Pertama-tama, saya setuju untuk melabelkan UU Tipikor sebagai lex specialis. Penjelasannya dapat dicermati dari tiga aspek sekaligus. Pertama, kekhususannya terindikasi karena dinyatakan secara eksplisit di dalam UU Tipikor itu sendiri (wettelijke specialiteit). Dalam Penjelasan umum UU Tipikor, terdapat sejumlah kalimat yang menegaskan bahwa UU Tipikor merupakan pelaksanaan ketentuan KUHP [yang lama] dan merupakan lex specialis terhadap ketentuan dalam KUHP itu. Kedua, kekhususannya terindikasi secara logis, yakni adanya tambahan unsur pada rumusan tindak pidana di dalam UU Tipikor itu dibandingkan dengan rumusan yang lebih umum di dalam KUHP (logische specialiteit). Dalam KUHP yang lama unsur-unsur seperti “melawan hukum”, “menguntungkan diri sendiri atau orang lain”, dan “merugikan keuangan negara atau perekonomian negara” memang tidak ditemukan, tetapi muncul dalam UU Tipikor (lihat sebaran pengaturan dalam KUHP yang lama, antara lain dalam Pasal 209, 210, 415, 418, 419, 420, 423, 425). Ketiga, kekhususannya terindikasi secara sistematis, yakni apabila dilihat dari kaca mata sistem hukum secara keseluruhan (systematische specialiteit). Misalnya, UU Tipikor dipandang perlu diadakan karena korupsi adalah kejahatan luar biasa karena sangat merugikan keuangan negara atau perekonomian negara dan menghambat pembangunan nasional. Penegasan ini dapat ditemukan dalam konsiderans UU Tipikor dan Penjelasan Umum (lihat juga dalam UU No. 30 Tahun 2002 tentang Komisi Pemberantasan Tindak Pidana Korupsi). Perlu juga dicatat, bahwa pernyataan demikian juga tetap muncul di dalam Penjelasan Pasal 67 KUHP yang baru. Artinya, seandainya tidak ada penegasan yang eksplisit tentang kekhususannya, kita dapat memaknai tindak pidana korupsi ini secara sistem pengaturan memang sudah mengandung kekhususan, antara lain terlihat dari keberadaan komisi tersendiri yang menanganinya berikut dengan hukum acaranya yang di sana-sini memiliki kekhususan.

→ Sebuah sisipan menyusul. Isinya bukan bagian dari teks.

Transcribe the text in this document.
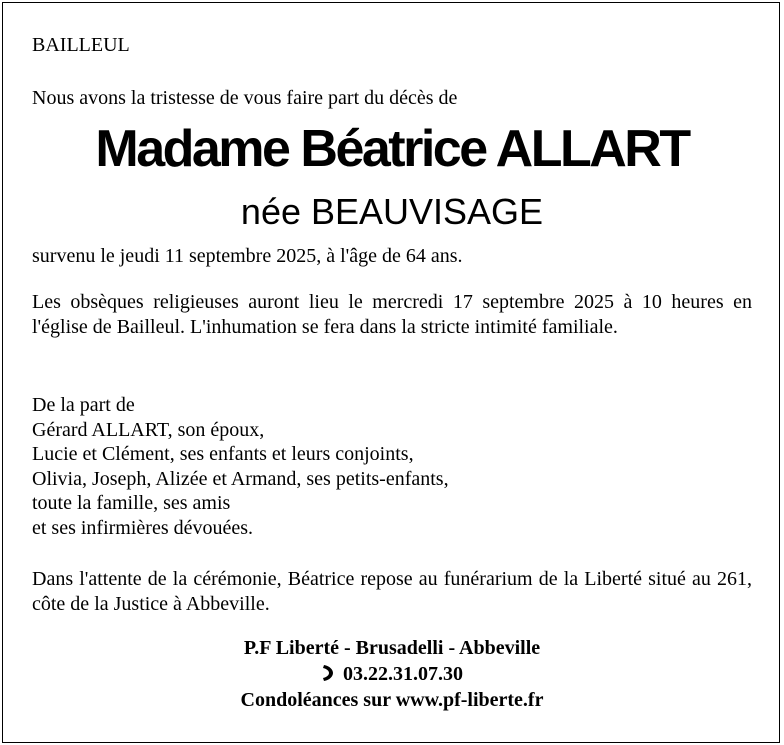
BAILLEUL
Nous avons la tristesse de vous faire part du décès de
Madame Béatrice ALLART
née BEAUVISAGE
survenu le jeudi 11 septembre 2025, à l'âge de 64 ans.
Les obsèques religieuses auront lieu le mercredi 17 septembre 2025 à 10 heures en l'église de Bailleul. L'inhumation se fera dans la stricte intimité familiale.
De la part de
Gérard ALLART, son époux,
Lucie et Clément, ses enfants et leurs conjoints,
Olivia, Joseph, Alizée et Armand, ses petits-enfants,
toute la famille, ses amis
et ses infirmières dévouées.
Dans l'attente de la cérémonie, Béatrice repose au funérarium de la Liberté situé au 261, côte de la Justice à Abbeville.
P.F Liberté - Brusadelli - Abbeville
03.22.31.07.30
Condoléances sur www.pf-liberte.fr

Dengan berlakunya KUHP yang baru, maka kini muncul dua asas yang saling berhadapan dan perlu kita pertanyakan mana yang harus diprioritaskan, yaitu asas lex specialis derogat legi generali atau asas lex posterior derogat legi priori? Asas yang pertama mengacu pada ruang lingkup pengaturannya (yang lebih khusus mengalahkan yang lebih umum), sedangkan asas yang kedua merujuk pada waktu keberlakuan (yang terakhir mengalahkan yang lebih awal). Pertanyaan ini menjadi relevan, misalnya, ketika ada permohonan uji material terhadap eksistensi pasal-pasal di dalam UU Tipikor, lalu apakah berarti ketentuan dalam Bab XXXV Bagian Ketiga dari KUHP juga akan ikut terpengaruh, mengingat pasal-pasal terkait dalam KUHP yang baru tidak ikut dimohonkan pengujiannya?

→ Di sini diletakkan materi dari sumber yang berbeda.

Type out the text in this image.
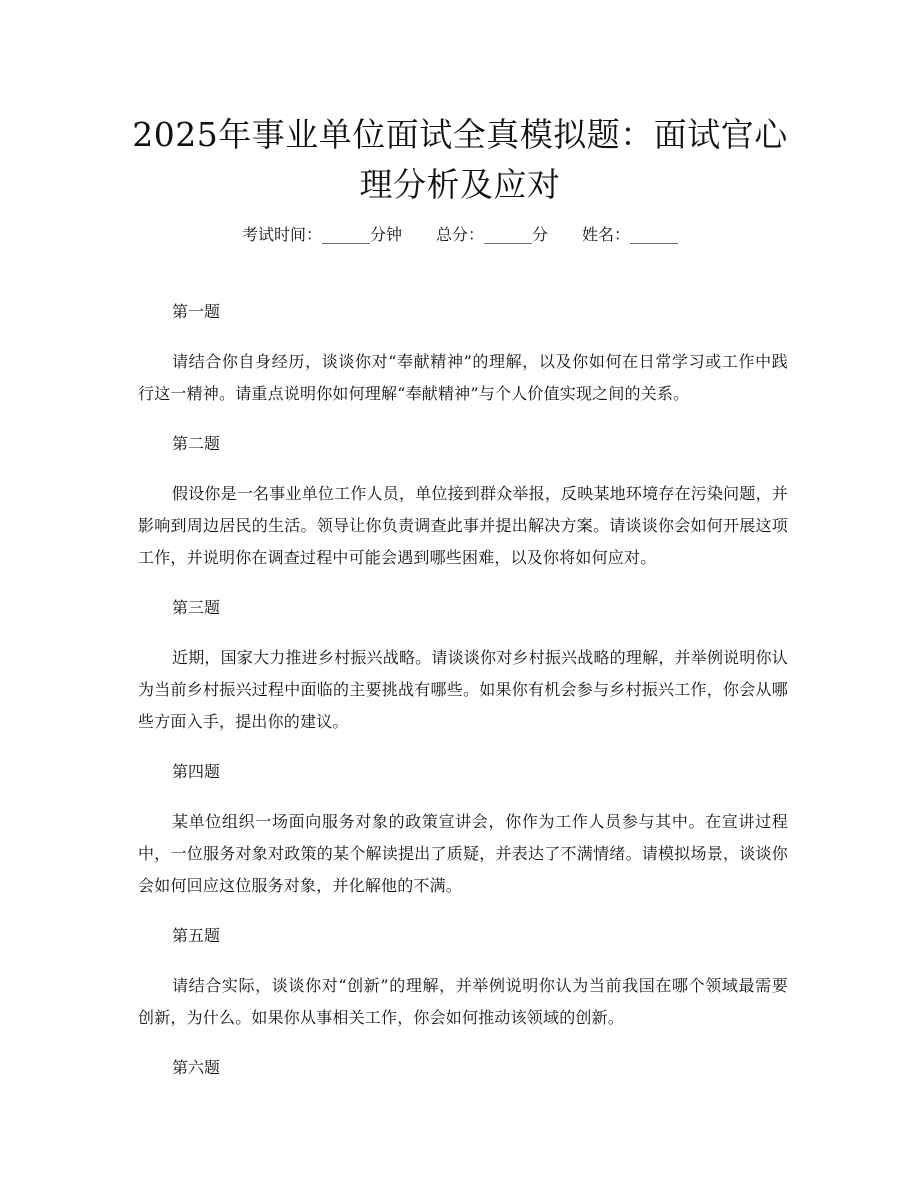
2025年事业单位面试全真模拟题：面试官心理分析及应对
考试时间：______分钟 总分：______分 姓名：______
第一题
请结合你自身经历，谈谈你对“奉献精神”的理解，以及你如何在日常学习或工作中践行这一精神。请重点说明你如何理解“奉献精神”与个人价值实现之间的关系。
第二题
假设你是一名事业单位工作人员，单位接到群众举报，反映某地环境存在污染问题，并影响到周边居民的生活。领导让你负责调查此事并提出解决方案。请谈谈你会如何开展这项工作，并说明你在调查过程中可能会遇到哪些困难，以及你将如何应对。
第三题
近期，国家大力推进乡村振兴战略。请谈谈你对乡村振兴战略的理解，并举例说明你认为当前乡村振兴过程中面临的主要挑战有哪些。如果你有机会参与乡村振兴工作，你会从哪些方面入手，提出你的建议。
第四题
某单位组织一场面向服务对象的政策宣讲会，你作为工作人员参与其中。在宣讲过程中，一位服务对象对政策的某个解读提出了质疑，并表达了不满情绪。请模拟场景，谈谈你会如何回应这位服务对象，并化解他的不满。
第五题
请结合实际，谈谈你对“创新”的理解，并举例说明你认为当前我国在哪个领域最需要创新，为什么。如果你从事相关工作，你会如何推动该领域的创新。
第六题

Untuk menjawab pertanyaan tersebut, maka pertama-tama harus dilihat bagaimana strategi meletakkan KUHP kita yang baru berhadapan dengan UU Tipikor. Dilihat dari historisnya, kita menggunakan strategi dualistik, yaitu KUHP sebagai lex generalis, sedangan UU Tipikor sebagai lex specialis. Keduanya sengaja dipisahkan secara tegas. Ada strategi lain yang sedikit dimodifikasi seperti yang digunakan oleh Amerika Serikat. Negara Paman Sam ini menggunakan cara fragmentaris, yaitu dengan sengaja menyebar pengaturan tindak pidana korupsi ke dalam sejumlah undang-undang, sehingga tiap jenis korupsi memiliki undang-undang, dan boleh jadi juga, yurisdikasi berbeda-beda. Hanya saja, kendati semula terfragmentasi, pada akhirnya tetap ada integrasi di tingkat federal (fragmented but integrated). Barangkali ada pandangan bahwa tindak pidana korupsi di Indonesia punya kecenderungan serupa, mengingat terkadang tindak pidana korupsi ditangani oleh Kejaksaan, tetapi pada kasus lain lagi oleh Komisi Pemberantasan Korupsi. Saya kira perlu analisis lebih jauh untuk tidak buru-buru menilainya sebagai suatu kecenderungan ke arah fragmentaris ala Amerika.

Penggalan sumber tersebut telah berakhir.